Figure 5a presents the execution time for one iteration of the adaptive eigenvalue application on the Intel Paragon. Note that we cannot report the results for the 32^3 patch size on four processors; this problem would not run because of memory limitations. The 16^3 patch size gives the best performance for all numbers of processors, running between 40% and 60% slower than the non-uniform refinement method. Both memory usage and computation time are important computational resources for adaptive mesh applications. In fact, many accounting systems for parallel computers charge not only for CPU time but also for memory usage. To capture both resources, Figure 5b presents the relative space-time (i.e. megabyte-hour) cost of uniform refinement patches as compared to non-uniform patches. In this metric, uniform patches are between two and eight times more expensive.
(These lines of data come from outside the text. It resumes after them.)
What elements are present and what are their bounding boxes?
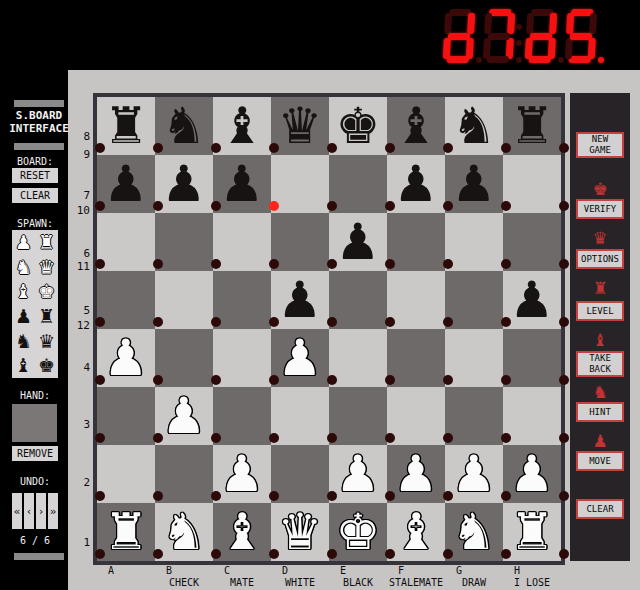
clock-colon-dot (516, 40, 522, 46)
square-a8[interactable]: ♜ (97, 97, 155, 155)
take-back-button[interactable]: TAKEBACK (576, 351, 624, 377)
piece-white-king: ♚ (336, 503, 381, 561)
button-label: OPTIONS (581, 254, 619, 265)
square-c2[interactable]: ♟ (213, 445, 271, 503)
divider (14, 553, 64, 560)
seven-segment-clock (0, 0, 640, 72)
square-a3[interactable] (97, 387, 155, 445)
queen-icon: ♛ (570, 230, 630, 246)
square-f7[interactable]: ♟ (387, 155, 445, 213)
square-d2[interactable] (271, 445, 329, 503)
piece-black-knight: ♞ (162, 97, 207, 155)
piece-white-pawn: ♟ (162, 387, 207, 445)
square-b8[interactable]: ♞ (155, 97, 213, 155)
file-label-d: D (271, 565, 329, 576)
square-g1[interactable]: ♞ (445, 503, 503, 561)
square-d6[interactable] (271, 213, 329, 271)
piece-white-pawn: ♟ (336, 445, 381, 503)
square-c7[interactable]: ♟ (213, 155, 271, 213)
button-label: GAME (589, 145, 611, 156)
piece-black-rook: ♜ (104, 97, 149, 155)
rank-label-9: 9 (58, 148, 90, 162)
spawn-white-pawn[interactable]: ♟ (12, 230, 35, 255)
spawn-palette-white: ♟♜♞♛♝♚ (12, 230, 58, 304)
piece-black-queen: ♛ (278, 97, 323, 155)
app-title-line1: S.BOARD (0, 109, 78, 122)
spawn-white-rook[interactable]: ♜ (35, 230, 58, 255)
knight-icon: ♞ (570, 384, 630, 400)
piece-black-pawn: ♟ (278, 271, 323, 329)
spawn-black-king[interactable]: ♚ (35, 353, 58, 378)
square-b6[interactable] (155, 213, 213, 271)
piece-black-pawn: ♟ (394, 155, 439, 213)
divider (14, 100, 64, 107)
move-button[interactable]: MOVE (576, 451, 624, 471)
square-a2[interactable] (97, 445, 155, 503)
button-label: NEW (592, 134, 608, 145)
square-a6[interactable] (97, 213, 155, 271)
piece-black-bishop: ♝ (394, 97, 439, 155)
piece-white-knight: ♞ (452, 503, 497, 561)
rank-label-11: 11 (58, 260, 90, 274)
piece-white-bishop: ♝ (394, 503, 439, 561)
square-c5[interactable] (213, 271, 271, 329)
clock-decimal-point (476, 57, 482, 63)
clock-decimal-point (558, 57, 564, 63)
new-game-button[interactable]: NEWGAME (576, 132, 624, 158)
reset-button[interactable]: RESET (12, 168, 58, 183)
square-g6[interactable] (445, 213, 503, 271)
square-a7[interactable]: ♟ (97, 155, 155, 213)
clock-digit-d (443, 9, 476, 63)
status-label-i-lose: I LOSE (503, 577, 561, 588)
square-e5[interactable] (329, 271, 387, 329)
piece-black-pawn: ♟ (336, 213, 381, 271)
square-h5[interactable]: ♟ (503, 271, 561, 329)
piece-black-pawn: ♟ (162, 155, 207, 213)
square-f2[interactable]: ♟ (387, 445, 445, 503)
square-b7[interactable]: ♟ (155, 155, 213, 213)
square-g8[interactable]: ♞ (445, 97, 503, 155)
undo-fast-forward-button[interactable]: » (48, 493, 58, 529)
options-button[interactable]: OPTIONS (576, 249, 624, 269)
chess-computer-ui: S.BOARD INTERFACE BOARD: RESET CLEAR SPA… (0, 0, 640, 590)
rank-label-4: 4 (58, 361, 90, 375)
square-g4[interactable] (445, 329, 503, 387)
level-button[interactable]: LEVEL (576, 301, 624, 321)
file-label-a: A (97, 565, 155, 576)
spawn-white-bishop[interactable]: ♝ (12, 279, 35, 304)
button-label: LEVEL (586, 306, 613, 317)
piece-white-bishop: ♝ (220, 503, 265, 561)
file-label-h: H (503, 565, 561, 576)
square-c3[interactable] (213, 387, 271, 445)
square-h4[interactable] (503, 329, 561, 387)
spawn-white-king[interactable]: ♚ (35, 279, 58, 304)
piece-black-rook: ♜ (510, 97, 555, 155)
square-b4[interactable] (155, 329, 213, 387)
rank-label-2: 2 (58, 476, 90, 490)
spawn-black-knight[interactable]: ♞ (12, 329, 35, 354)
square-d7[interactable] (271, 155, 329, 213)
control-panel: NEWGAME♚VERIFY♛OPTIONS♜LEVEL♝TAKEBACK♞HI… (570, 93, 630, 561)
rank-label-7: 7 (58, 189, 90, 203)
piece-black-pawn: ♟ (510, 271, 555, 329)
button-label: BACK (589, 364, 611, 375)
hand-section-label: HAND: (0, 390, 70, 401)
square-h3[interactable] (503, 387, 561, 445)
piece-black-bishop: ♝ (220, 97, 265, 155)
clock-decimal-point (516, 57, 522, 63)
square-d1[interactable]: ♛ (271, 503, 329, 561)
square-a5[interactable] (97, 271, 155, 329)
piece-white-pawn: ♟ (394, 445, 439, 503)
piece-white-knight: ♞ (162, 503, 207, 561)
square-h1[interactable]: ♜ (503, 503, 561, 561)
button-label: TAKE (589, 353, 611, 364)
rank-label-1: 1 (58, 536, 90, 550)
button-label: MOVE (589, 456, 611, 467)
square-d5[interactable]: ♟ (271, 271, 329, 329)
piece-white-queen: ♛ (278, 503, 323, 561)
spawn-black-pawn[interactable]: ♟ (12, 304, 35, 329)
spawn-white-queen[interactable]: ♛ (35, 255, 58, 280)
rank-label-12: 12 (58, 319, 90, 333)
square-b5[interactable] (155, 271, 213, 329)
rank-label-10: 10 (58, 204, 90, 218)
button-label: VERIFY (584, 204, 617, 215)
clear-board-button[interactable]: CLEAR (12, 188, 58, 203)
spawn-white-knight[interactable]: ♞ (12, 255, 35, 280)
piece-white-pawn: ♟ (510, 445, 555, 503)
square-g3[interactable] (445, 387, 503, 445)
clock-digit-7 (483, 9, 516, 63)
status-label-stalemate: STALEMATE (387, 577, 445, 588)
pawn-icon: ♟ (570, 433, 630, 449)
file-label-c: C (213, 565, 271, 576)
spawn-black-bishop[interactable]: ♝ (12, 353, 35, 378)
king-icon: ♚ (570, 181, 630, 197)
square-b1[interactable]: ♞ (155, 503, 213, 561)
file-label-b: B (155, 565, 213, 576)
rank-label-3: 3 (58, 418, 90, 432)
hand-slot[interactable] (12, 404, 57, 442)
verify-button[interactable]: VERIFY (576, 199, 624, 219)
button-label: CLEAR (586, 504, 613, 515)
piece-black-pawn: ♟ (452, 155, 497, 213)
square-e6[interactable]: ♟ (329, 213, 387, 271)
piece-black-king: ♚ (336, 97, 381, 155)
spawn-black-queen[interactable]: ♛ (35, 329, 58, 354)
square-f6[interactable] (387, 213, 445, 271)
square-g5[interactable] (445, 271, 503, 329)
square-e8[interactable]: ♚ (329, 97, 387, 155)
status-label-black: BLACK (329, 577, 387, 588)
rank-label-6: 6 (58, 247, 90, 261)
square-d8[interactable]: ♛ (271, 97, 329, 155)
piece-white-rook: ♜ (510, 503, 555, 561)
square-f5[interactable] (387, 271, 445, 329)
button-label: HINT (589, 407, 611, 418)
square-c8[interactable]: ♝ (213, 97, 271, 155)
piece-white-pawn: ♟ (278, 329, 323, 387)
piece-white-pawn: ♟ (452, 445, 497, 503)
rank-label-8: 8 (58, 130, 90, 144)
square-h2[interactable]: ♟ (503, 445, 561, 503)
square-b3[interactable]: ♟ (155, 387, 213, 445)
spawn-black-rook[interactable]: ♜ (35, 304, 58, 329)
file-label-e: E (329, 565, 387, 576)
square-d3[interactable] (271, 387, 329, 445)
square-f1[interactable]: ♝ (387, 503, 445, 561)
square-e2[interactable]: ♟ (329, 445, 387, 503)
square-e1[interactable]: ♚ (329, 503, 387, 561)
undo-fast-back-button[interactable]: « (12, 493, 22, 529)
left-sidebar: S.BOARD INTERFACE BOARD: RESET CLEAR SPA… (0, 0, 68, 590)
square-c4[interactable] (213, 329, 271, 387)
square-g7[interactable]: ♟ (445, 155, 503, 213)
square-h7[interactable] (503, 155, 561, 213)
square-f4[interactable] (387, 329, 445, 387)
hint-button[interactable]: HINT (576, 402, 624, 422)
piece-white-rook: ♜ (104, 503, 149, 561)
clock-digit-d (525, 9, 558, 63)
status-label-mate: MATE (213, 577, 271, 588)
piece-white-pawn: ♟ (104, 329, 149, 387)
piece-black-pawn: ♟ (220, 155, 265, 213)
clear-button[interactable]: CLEAR (576, 499, 624, 519)
clock-digit-5 (565, 9, 598, 63)
square-e3[interactable] (329, 387, 387, 445)
remove-button[interactable]: REMOVE (12, 446, 58, 461)
bishop-icon: ♝ (570, 332, 630, 348)
undo-back-button[interactable]: ‹ (24, 493, 34, 529)
clock-colon-dot (516, 24, 522, 30)
square-f3[interactable] (387, 387, 445, 445)
file-label-g: G (445, 565, 503, 576)
status-label-draw: DRAW (445, 577, 503, 588)
square-d4[interactable]: ♟ (271, 329, 329, 387)
file-label-f: F (387, 565, 445, 576)
piece-white-pawn: ♟ (220, 445, 265, 503)
square-a1[interactable]: ♜ (97, 503, 155, 561)
rook-icon: ♜ (570, 280, 630, 296)
undo-controls: «‹›» (12, 493, 58, 529)
divider (14, 143, 64, 150)
square-f8[interactable]: ♝ (387, 97, 445, 155)
clock-decimal-point (598, 57, 604, 63)
chess-board: ♜♞♝♛♚♝♞♜♟♟♟♟♟♟♟♟♟♟♟♟♟♟♟♟♜♞♝♛♚♝♞♜ (93, 93, 565, 565)
square-h6[interactable] (503, 213, 561, 271)
status-label-check: CHECK (155, 577, 213, 588)
square-b2[interactable] (155, 445, 213, 503)
square-g2[interactable]: ♟ (445, 445, 503, 503)
spawn-palette-black: ♟♜♞♛♝♚ (12, 304, 58, 378)
square-e4[interactable] (329, 329, 387, 387)
spawn-section-label: SPAWN: (0, 218, 70, 229)
piece-black-pawn: ♟ (104, 155, 149, 213)
piece-black-knight: ♞ (452, 97, 497, 155)
square-c1[interactable]: ♝ (213, 503, 271, 561)
status-label-white: WHITE (271, 577, 329, 588)
undo-forward-button[interactable]: › (36, 493, 46, 529)
square-e7[interactable] (329, 155, 387, 213)
square-c6[interactable] (213, 213, 271, 271)
rank-label-5: 5 (58, 304, 90, 318)
square-a4[interactable]: ♟ (97, 329, 155, 387)
square-h8[interactable]: ♜ (503, 97, 561, 155)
Figure 5: These graphs illustrate the performance costs of requiring
uniform grid patches as opposed to non-uniform patches. By default,
the adaptive mesh libraries employ non-uniform patches. Results for
the 32^3 patch size on four processors are not reported; the problem
would not run due to memory limitations.
(a) A comparison of execution times for a variety of uniform patch sizes.
(b) Relative space-time (megabyte-hour) costs of uniform refinement
patches as compared to non-uniform patches.
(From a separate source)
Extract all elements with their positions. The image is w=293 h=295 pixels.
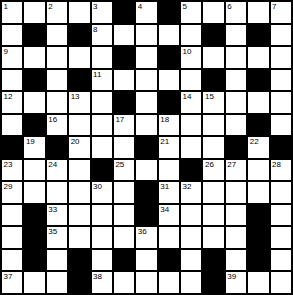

These results clearly show that uniform refinement patches are more expensive than the identical application using non-uniform patches. To solve a problem to a specified accuracy, structured adaptive mesh methods employing uniform refinement regions will require more computational resources (flops and memory) than one using non-uniform refinement regions. Likewise, given fixed resources, non-uniform refinements will solve a particular problem to higher accuracy.